Given the sentences of the Supreme Court, the decision of the IPHC Grand Panel is not appropriate as it mentions that the PBP claims can be interpreted by “Process-based-interpretation” under certain circumstances. Therefore, the case has been sentenced to be sent back to the IPHC for further examination. Based on the Supreme Court decision, it will be re-examined whether the product manufactured by Kyowa has the same structure, physical properties, etc. as those of TEVA’s patent in the IPHC. If it is concluded that the product produced by Kyowa is the same as the TEVA’s claimed product, the IPHC will conclude that Kyowa infringes TEVA’s patent.

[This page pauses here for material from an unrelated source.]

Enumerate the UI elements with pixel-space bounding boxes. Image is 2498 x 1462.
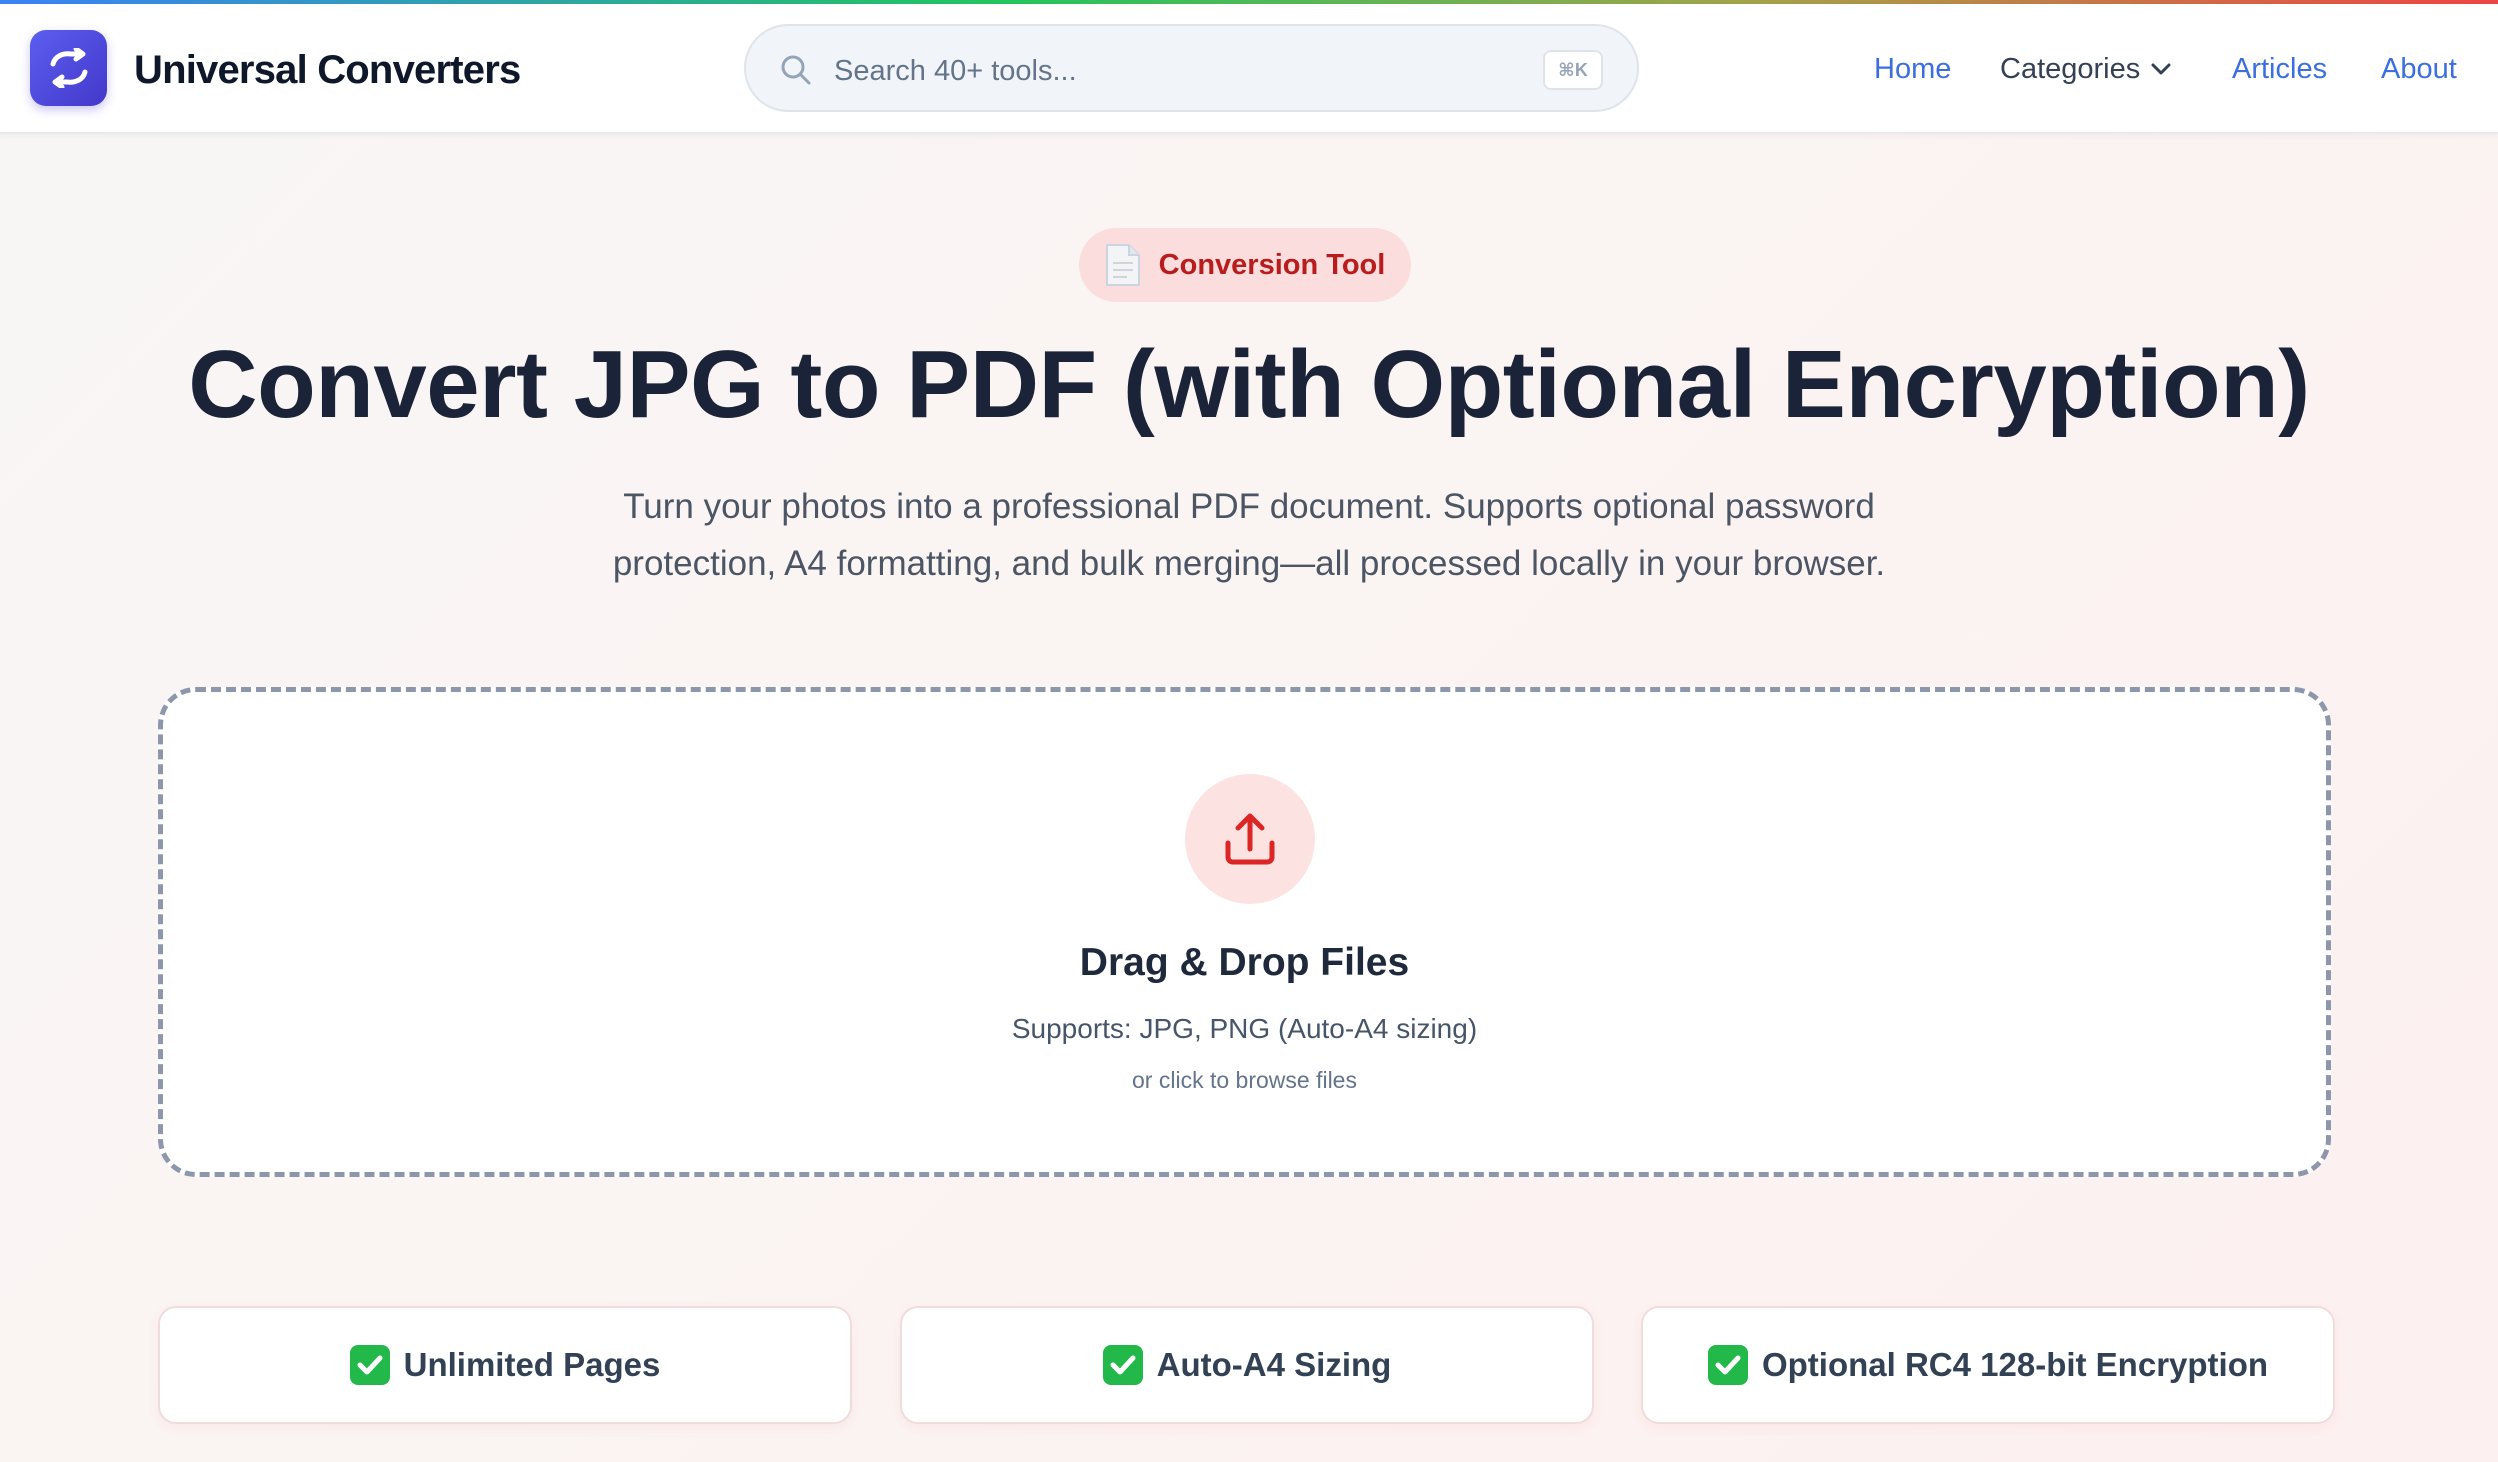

On the other hand, the clarity of TEVA’s patent will be an issue. In the previous IPHC’s decision, the Grand Panel stated that it cannot be said that it was impossible or unrealistic to define the product itself without using the process to obtain it, at the time of application. Therefore, if TEVA cannot prove that it was impossible or unrealistic to define the product without using the process to obtain it at the time of application, this patent may be revoked due to lack of clarity.

Conclusion

Following this Supreme Court decision, the Japan Patent Office (JPO) has started to revise the Guidelines for the patent and utility model examination. In order for the PBP claims to be kept in the examination procedure, the JPO examiner will, in principle, raise an objection for clarity and the applicant will need to prove that it was impossible or unrealistic to define the product itself without using the process to obtain it at the time of application.

The JPO announced that the Examination under the new Guideline starts from October 2015. Until then, the examiner will issue an office action for all the applications, including PBP claims, in order for the applicant to have an opportunity to amend claims or to argue the validity of using PBP claims.

Due to the Supreme Court decision, using PBP claims will be more difficult in the future. Now, in order for the PBP claims to be maintained, it is necessary for the applicant to prove that it was impossible or unrealistic to define the product itself without using the process to obtain it at the time of application.